Marked by his family vicissitudes, because of which he had become the
tutor of all his nephews who had been orphaned, St. Jerome developed
the idea that youth, in order to grow up with health -- and especially
the neediest -- cannot be abandoned, but that love is an essential
requisite. In him, love went beyond resourcefulness, and given that it
was a love that arose from the very charity of God, it was full of
patience and understanding: attentive, tender, ready for sacrifice, like
that of a mother.






The Church of the 16th century, divided by the Protestant schism and
in search also of a serious internal reform, enjoyed a re-flowering of
holiness that became the first and most original answer to requests for
renewal. The testimony of saints shows that one must only have
confidence in God: Trials, in fact, both on the personal as well as the
institutional level, serve to increase faith. God has his plans, even
when we do not succeed in understanding his ordinances.

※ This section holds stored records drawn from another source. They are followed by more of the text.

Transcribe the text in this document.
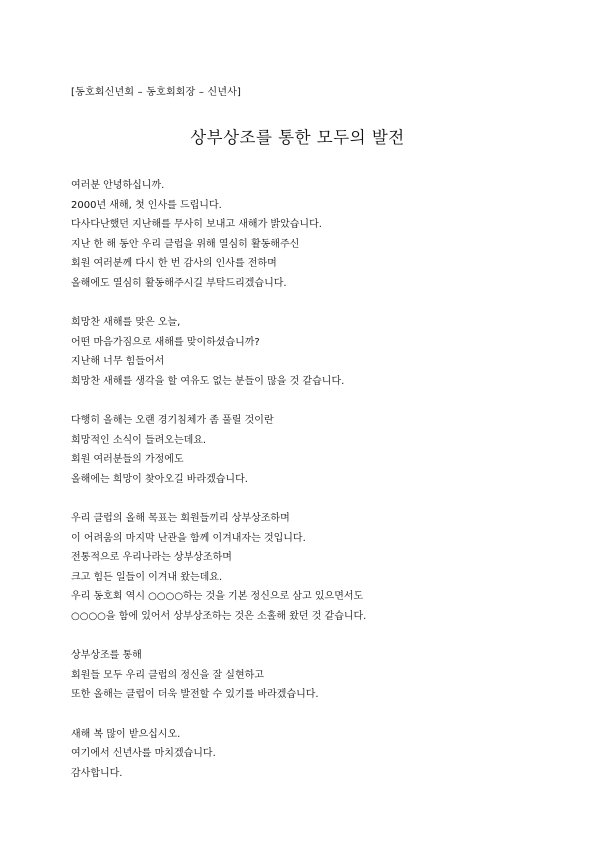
[동호회신년회 – 동호회회장 – 신년사]
상부상조를 통한 모두의 발전
여러분 안녕하십니까.
2000년 새해, 첫 인사를 드립니다.
다사다난했던 지난해를 무사히 보내고 새해가 밝았습니다.
지난 한 해 동안 우리 클럽을 위해 열심히 활동해주신
회원 여러분께 다시 한 번 감사의 인사를 전하며
올해에도 열심히 활동해주시길 부탁드리겠습니다.
희망찬 새해를 맞은 오늘,
어떤 마음가짐으로 새해를 맞이하셨습니까?
지난해 너무 힘들어서
희망찬 새해를 생각을 할 여유도 없는 분들이 많을 것 같습니다.
다행히 올해는 오랜 경기침체가 좀 풀릴 것이란
희망적인 소식이 들려오는데요.
회원 여러분들의 가정에도
올해에는 희망이 찾아오길 바라겠습니다.
우리 클럽의 올해 목표는 회원들끼리 상부상조하며
이 어려움의 마지막 난관을 함께 이겨내자는 것입니다.
전통적으로 우리나라는 상부상조하며
크고 힘든 일들이 이겨내 왔는데요.
우리 동호회 역시 ○○○○하는 것을 기본 정신으로 삼고 있으면서도
○○○○을 함에 있어서 상부상조하는 것은 소홀해 왔던 것 같습니다.
상부상조를 통해
회원들 모두 우리 클럽의 정신을 잘 실현하고
또한 올해는 클럽이 더욱 발전할 수 있기를 바라겠습니다.
새해 복 많이 받으십시오.
여기에서 신년사를 마치겠습니다.
감사합니다.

Care of youth and their human and Christian education, which
characterizes the charism of the Somascans, continues to be a commitment
of the Church, at all times and in all places. It is necessary that the
growth of the new generations is nourished not only by cultural and
technical notions, but above all by love, which conquers individualism
and egoism and enables one to pay attention to the needs of every
brother and sister, even when they cannot be changed, and even more,
precisely then. 






The luminous example of St. Jerome Emiliani, described by Blessed
John Paul II as a "layman who inspired laymen," helps us to be concerned
about all the poverties experienced by our youth: moral, physical,
existential and above all, the poverty of love, the root of every
serious human problem.






Continuing to guide us with her support will be the Virgin Mary,
unsurpassable model of faith and charity. Just as she released the
chains that kept St. Jerome prisoner, with her maternal goodness may she
continue to liberate men from the fetters of sin and the prison of a
life deprived of love for God and for neighbor, offering the keys that
open God's heart to us and our hearts to God.






With these sentiments, I impart to you, Reverend Father, to all the
members of the Somascan Family, and to all those who will join the
jubilee celebrations with faith, a special apostolic blessing.